However, Cramer's setup (see Comment 2 below) looks closer to Fig. 3 on the bottom of page 290, which is Dopfer's experiment.
In Dopfer's setup, the question of
whether there is an interference pattern of photon 2 behind the double slit or not,
depends on where the Heisenberg detector is placed to register photon 1. There are two cases (quoting from Zeilinger's article):
Case A: The Heisenberg detector is placed in the focal plane of the lens, i.e. at distance f from the Heisenberg lens. In that case registration of photon 1 (in the Heisenberg detector) projects the state of photon 2 (in the double slit) into a momentum eigenstate which cannot reveal any position information about slit passage. In other words, which-slit information is not available. Therefore, in coincidence with a registration of photon 1 in the focal plane, photon 2 exhibits an interference pattern.
Case B: The Heisenberg detector is placed in the imaging plane of the lens, i.e. at distance 2f from the Heisenberg lens. In that case registration of photon 1 (in the Heisenberg detector) projects the state of photon 2 (in the double slit) into a position eigenstate which
can reveal position information about the path photon 2 takes through the slit assembly. In other words, which-slit information
is available. Therefore, in coincidence with a registration of photon 1 in the focal plane, photon 2 cannot exhibit an interference pattern.
So, which-slit information does not
have to be available, at least not in Dopfer's experiment, as described in Fig. 3 on page 290 of Zeilinger's article. It is of course present in Fig. 2 on the same page. But that is not Cramer's experiment.
Comment 2 (Cramer's experiment):
It seems to me that what Cramer is trying to do is to essentially take Dopfer's experiment and (a) increase the distance between the crystal and the double slit, in order to assure that photon 2 behind the double slit is always detected after photon 1, and (b) eliminate the coincidence logic.

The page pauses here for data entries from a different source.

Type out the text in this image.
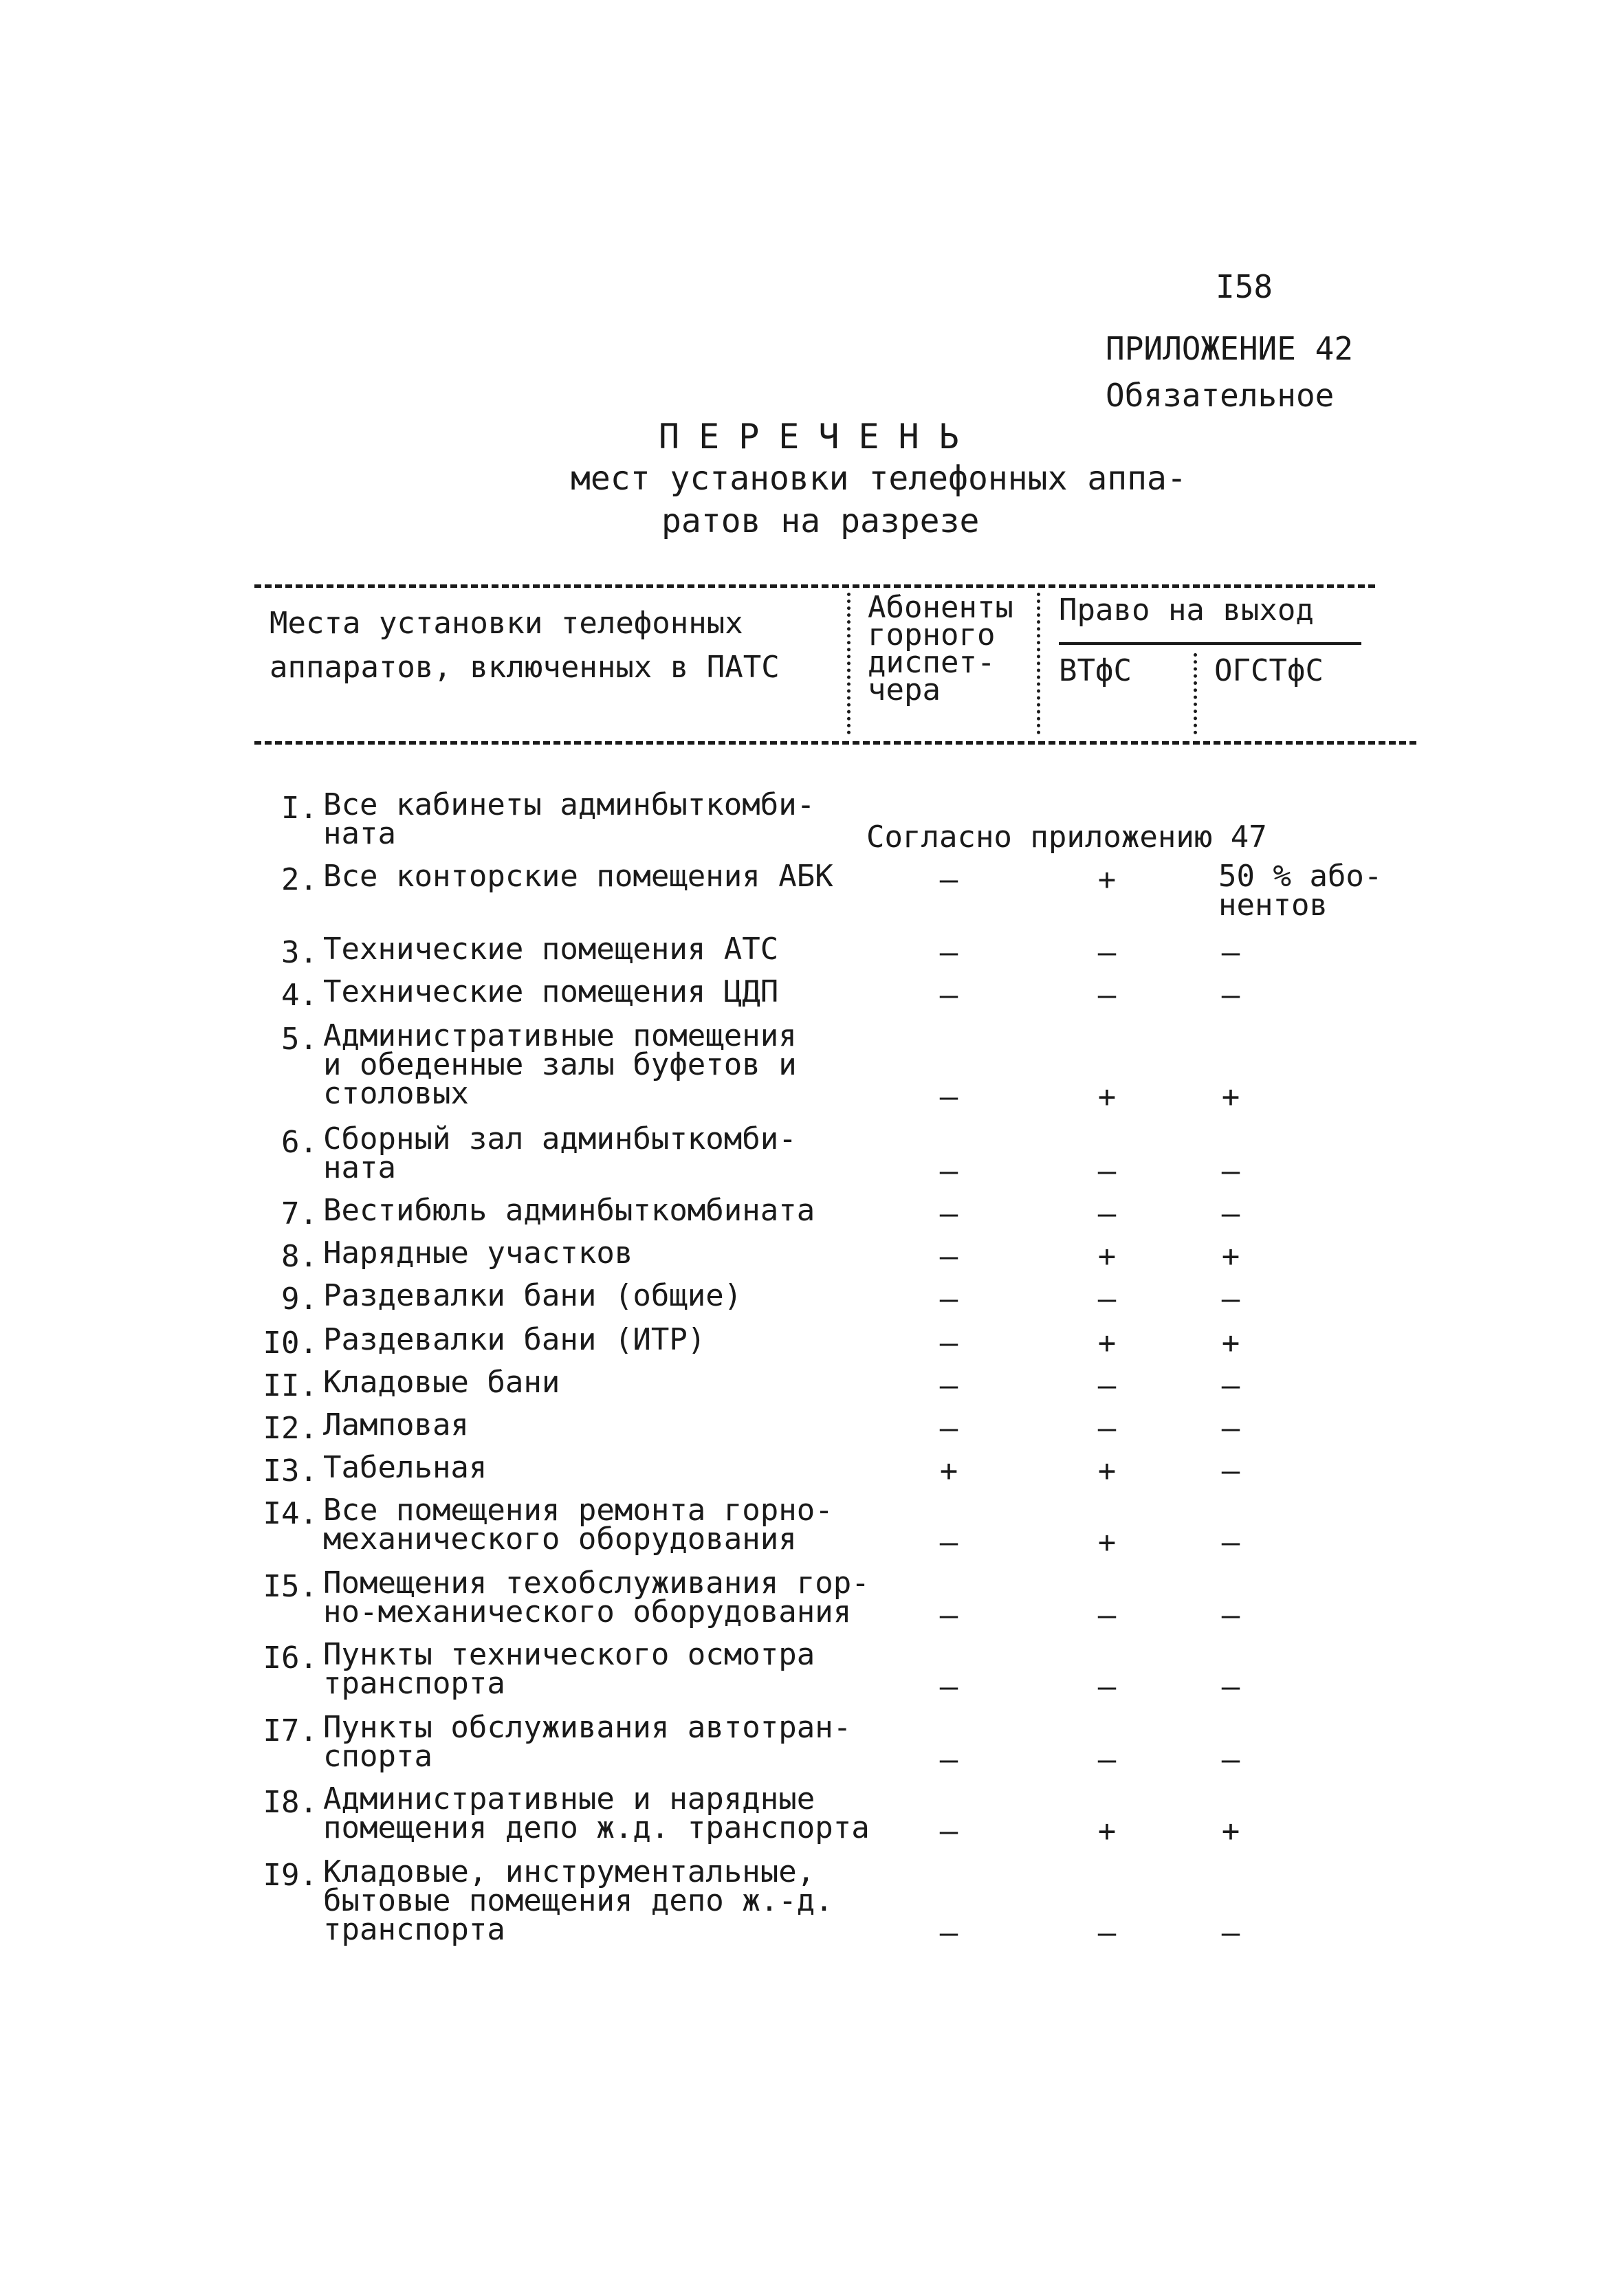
I58
ПРИЛОЖЕНИЕ 42
Обязательное
ПЕРЕЧЕНЬ
мест установки телефонных аппа-
ратов на разрезе
Места установки телефонных
аппаратов, включенных в ПАТС
Абоненты
горного
диспет-
чера
Право на выход
ВТфС	ОГСТфС
I. Все кабинеты админбыткомби-
ната	Согласно приложению 47
2. Все конторские помещения АБК	–	+	50 % або-
нентов
3. Технические помещения АТС	–	–	–
4. Технические помещения ЦДП	–	–	–
5. Административные помещения
и обеденные залы буфетов и
столовых	–	+	+
6. Сборный зал админбыткомби-
ната	–	–	–
7. Вестибюль админбыткомбината	–	–	–
8. Нарядные участков	–	+	+
9. Раздевалки бани (общие)	–	–	–
I0. Раздевалки бани (ИТР)	–	+	+
II. Кладовые бани	–	–	–
I2. Ламповая	–	–	–
I3. Табельная	+	+	–
I4. Все помещения ремонта горно-
механического оборудования	–	+	–
I5. Помещения техобслуживания гор-
но-механического оборудования	–	–	–
I6. Пункты технического осмотра
транспорта	–	–	–
I7. Пункты обслуживания автотран-
спорта	–	–	–
I8. Административные и нарядные
помещения депо ж.д. транспорта	–	+	+
I9. Кладовые, инструментальные,
бытовые помещения депо ж.-д.
транспорта	–	–	–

So it would still very much look like Fig. 3 on the bottom of page 290 in Zeilinger's article, just with a longer distance between the crystal and the double slit, and without the coincidence logic.
The main difference to the situation in Fig. 2 on page 290 in Zeilinger's article is of course that in Fig. 2 one of the entangled photons
first goes through the double slit before something else happens to the twin photon, whereas in Cramer's experiment it is the opposite. There, one of the photons is detected in a Heisenberg detector first,
then the other one goes through a double slit, possibly at a much later time.
Cramer's question now seems to be this: Would one still see an interference pattern in case A, and no interference pattern in case B?
For example, let's say we are in case A, i.e. the Heisenberg detector is placed in the focal plane of the lens. For simplicity, let's assume that photon 1 is registered in the Heisenberg detector at T1=1s and photon 2 in detector D2 behind the double slit at time T2=2s. Let's also assume that the experimenter always
leaves the Heisenberg detector in the focal plane of the lens, i.e. he makes the same type of measurement for
all photons that are sent through the apparatus.
Then the registration of photon 1 in the Heisenberg detector (located in the focal plane of the lens) at time T1=1s projects the state of photon 2 (which is still underway to the distant double slit) into a momentum eigenstate. From that moment on photon 2 cannot reveal any position information about slit passage anymore because the which-slit information was erased at that very moment T1=1s, once and forever.
Later, photon 2 is registered in detector D2 behind the double slit at time T2=2s.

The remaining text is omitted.